Quand un client cesse simplement de payer, le créancier peut encore raisonner en relance, mise en demeure et assignation. Quand ce client bascule en redressement ou en liquidation judiciaire, le dossier change de nature. La logique du recouvrement individuel s’efface devant la discipline collective.
Le piège le plus fréquent est de continuer le litige comme si le jugement d’ouverture n’avait modifié que la solvabilité du débiteur. Ce n’est pas le cas. Le jugement modifie aussi la procédure, les délais, l’objet même d’une instance en cours et, parfois, les leviers encore réellement utiles.

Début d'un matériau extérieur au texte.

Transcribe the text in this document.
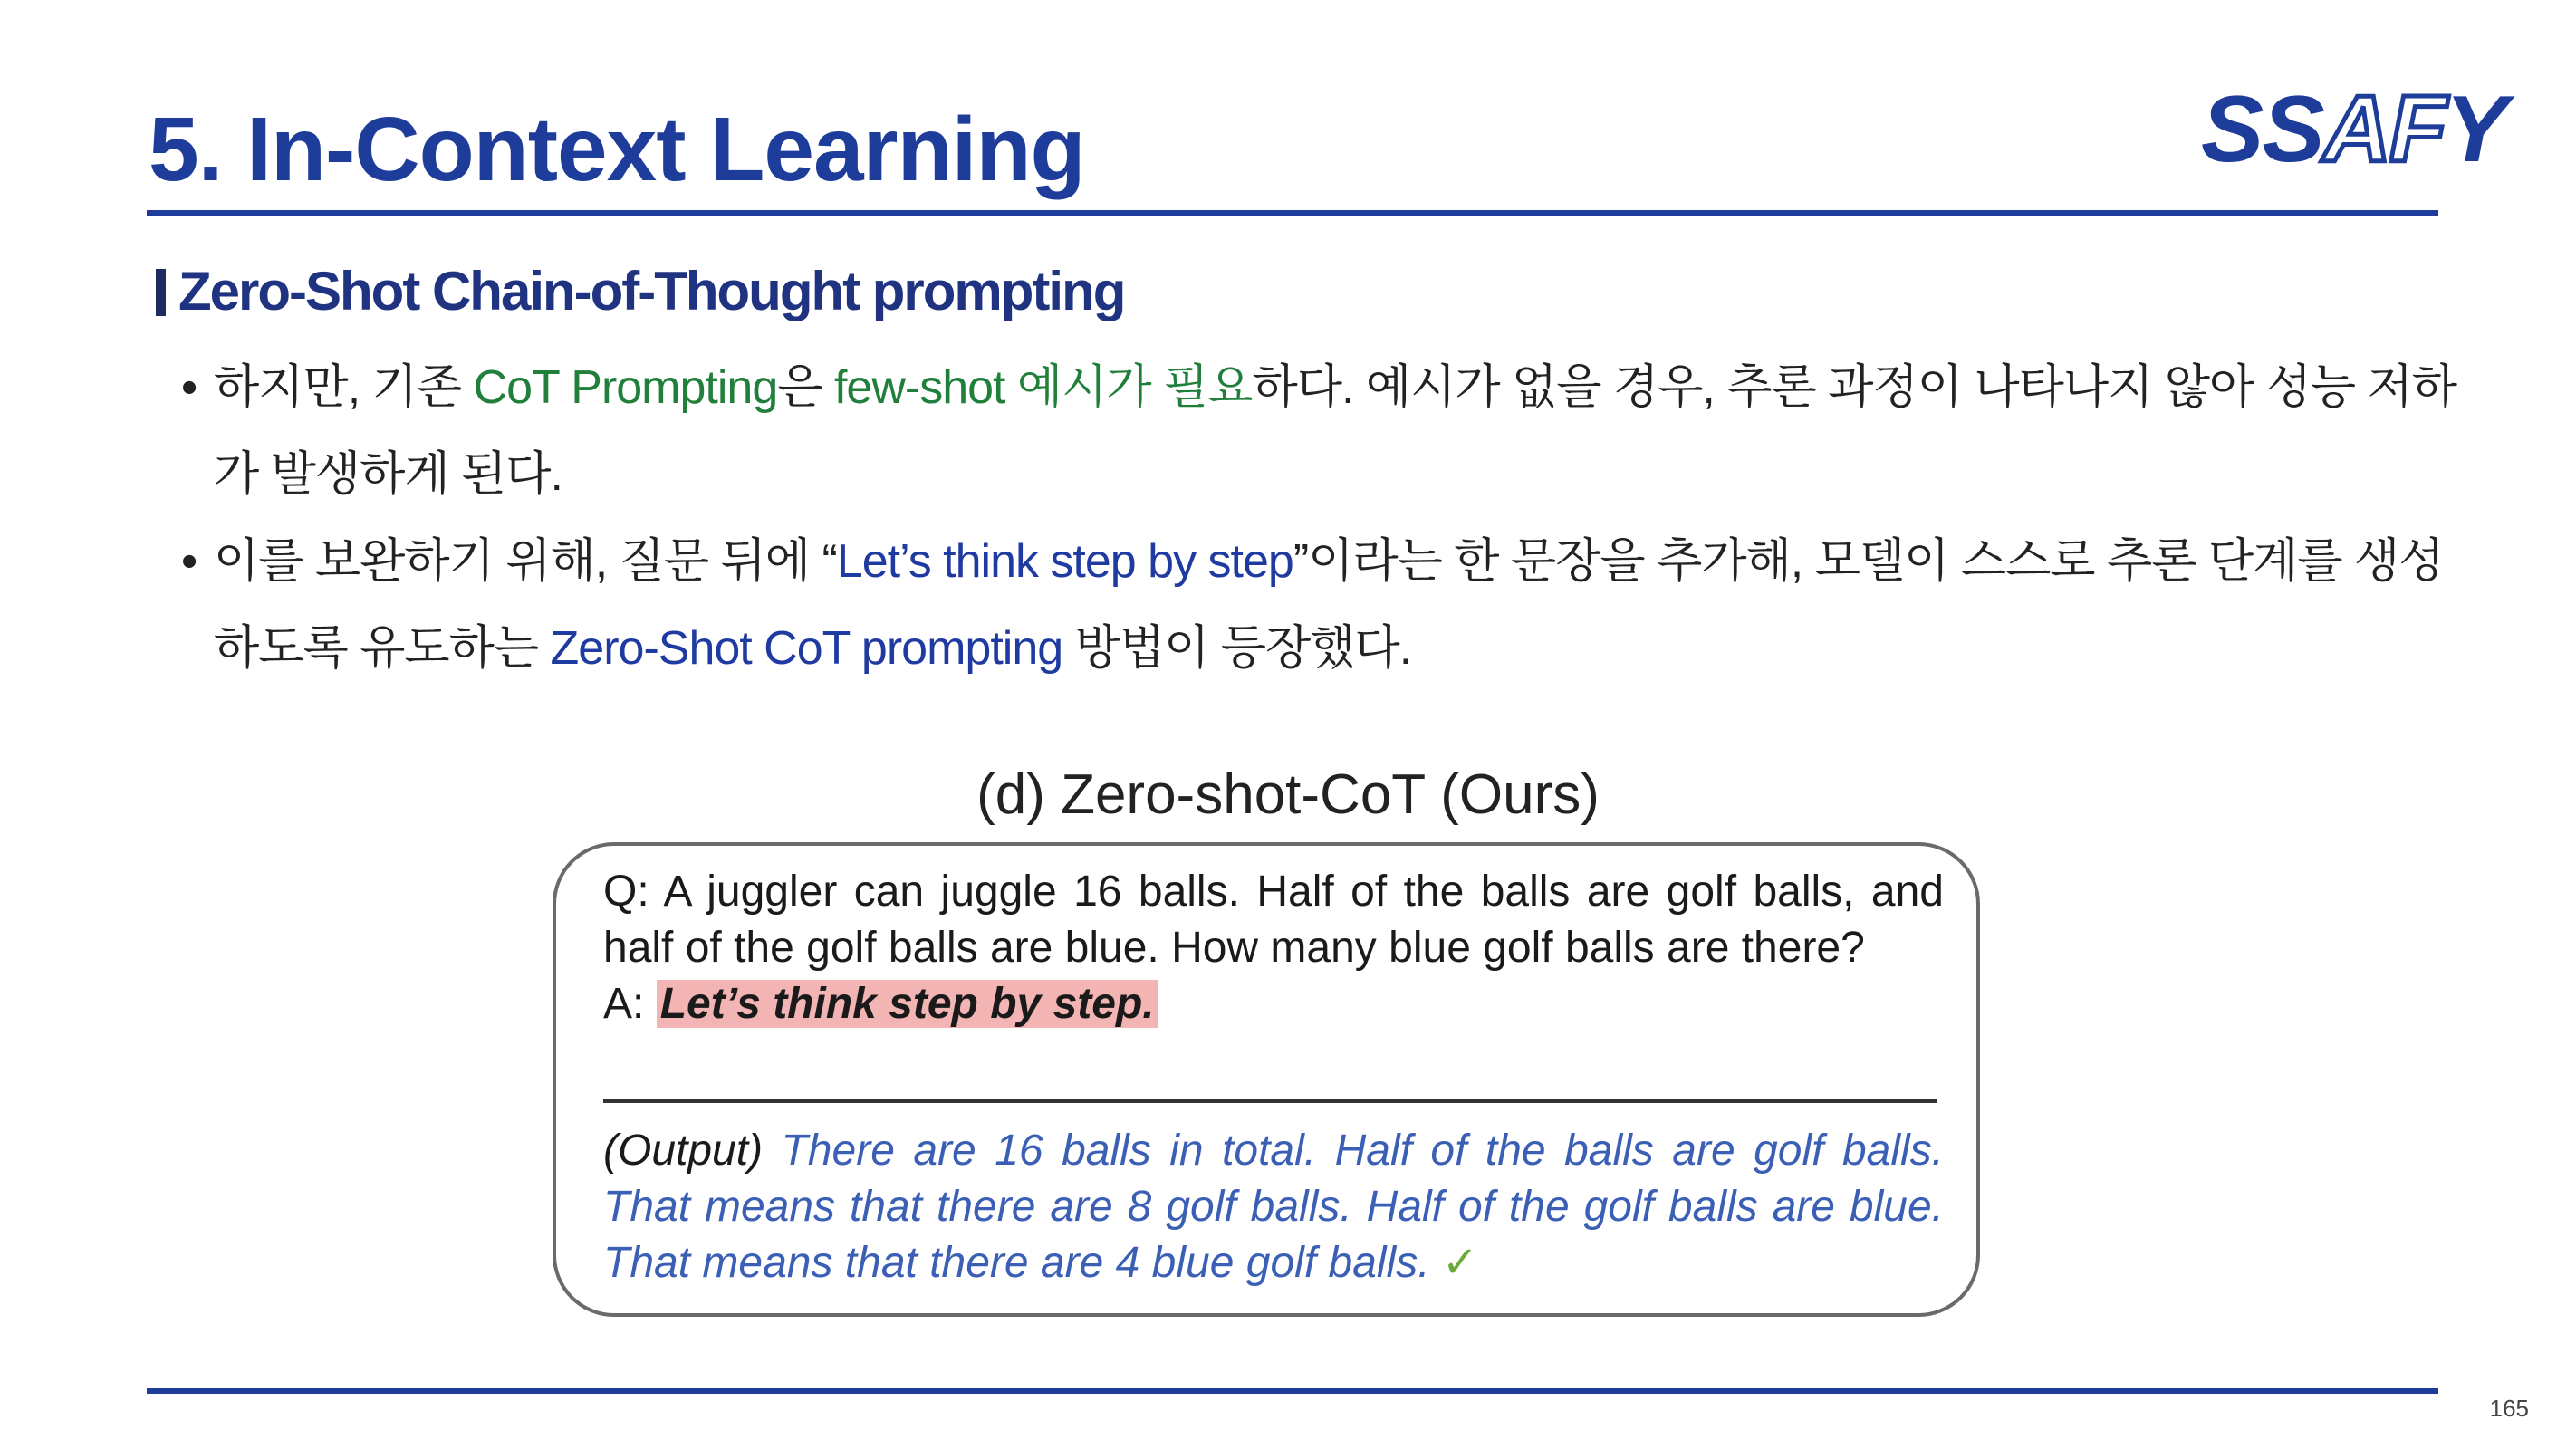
5. In-Context Learning	SSAFY
Zero-Shot Chain-of-Thought prompting
• 하지만, 기존 CoT Prompting은 few-shot 예시가 필요하다. 예시가 없을 경우, 추론 과정이 나타나지 않아 성능 저하가 발생하게 된다.
• 이를 보완하기 위해, 질문 뒤에 “Let’s think step by step”이라는 한 문장을 추가해, 모델이 스스로 추론 단계를 생성하도록 유도하는 Zero-Shot CoT prompting 방법이 등장했다.
(d) Zero-shot-CoT (Ours)

Q: A juggler can juggle 16 balls. Half of the balls are golf balls, and half of the golf balls are blue. How many blue golf balls are there?
A: Let’s think step by step.

(Output) There are 16 balls in total. Half of the balls are golf balls. That means that there are 8 golf balls. Half of the golf balls are blue. That means that there are 4 blue golf balls. ✓

165
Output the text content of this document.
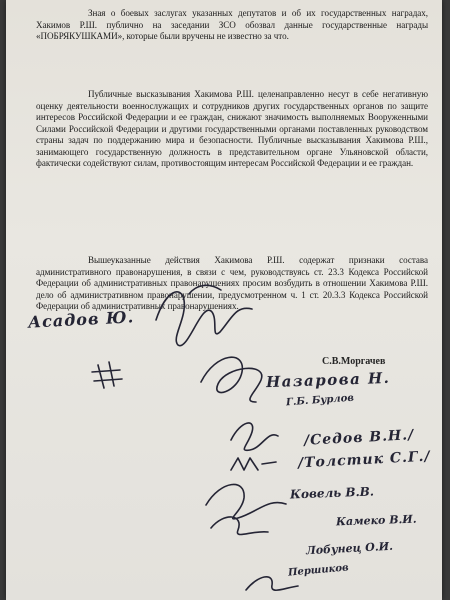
Зная о боевых заслугах указанных депутатов и об их государственных наградах, Хакимов Р.Ш. публично на заседании ЗСО обозвал данные государственные награды «ПОБРЯКУШКАМИ», которые были вручены не известно за что.

Публичные высказывания Хакимова Р.Ш. целенаправленно несут в себе негативную оценку деятельности военнослужащих и сотрудников других государственных органов по защите интересов Российской Федерации и ее граждан, снижают значимость выполняемых Вооруженными Силами Российской Федерации и другими государственными органами поставленных руководством страны задач по поддержанию мира и безопасности. Публичные высказывания Хакимова Р.Ш., занимающего государственную должность в представительном органе Ульяновской области, фактически содействуют силам, противостоящим интересам Российской Федерации и ее граждан.

Вышеуказанные действия Хакимова Р.Ш. содержат признаки состава административного правонарушения, в связи с чем, руководствуясь ст. 23.3 Кодекса Российской Федерации об административных правонарушениях просим возбудить в отношении Хакимова Р.Ш. дело об административном правонарушении, предусмотренном ч. 1 ст. 20.3.3 Кодекса Российской Федерации об административных правонарушениях.

С.В.Моргачев

Асадов Ю.
Назарова Н.
Г.Б. Бурлов
/Седов В.Н./
/Толстик С.Г./
Ковель В.В.
Камеко В.И.
Лобунец О.И.
Першиков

En pratique, trois questions doivent être traitées tout de suite. Premièrement: l’action en paiement est-elle encore possible telle quelle? Deuxièmement: la créance a-t-elle été déclarée à temps et correctement? Troisièmement: si une instance était déjà engagée, a-t-elle été reprise selon les formes imposées par le code de commerce?
Pour les entreprises confrontées à ce type de crise, l’enjeu n’est pas seulement le recouvrement de créances commerciales. Il touche aussi au contentieux commercial, au pilotage contractuel, et à la capacité de réagir sans perdre plusieurs mois sur une erreur de procédure.
I. Le jugement d’ouverture bloque la logique ordinaire du paiement
Le texte de base est l’article L. 622-21 du code de commerce. Il interrompt ou interdit toute action en justice tendant à la condamnation du débiteur au paiement d’une somme d’argent, ainsi que les procédures d’exécution, pour les créances antérieures qui ne relèvent pas des exceptions de l’article L. 622-17.
En liquidation judiciaire, la règle reste la même par l’effet de l’article L. 641-3 du code de commerce, qui renvoie notamment aux articles L. 622-21 et L. 622-22. Le créancier qui raisonne encore comme avant l’ouverture de la procédure se trompe donc de terrain.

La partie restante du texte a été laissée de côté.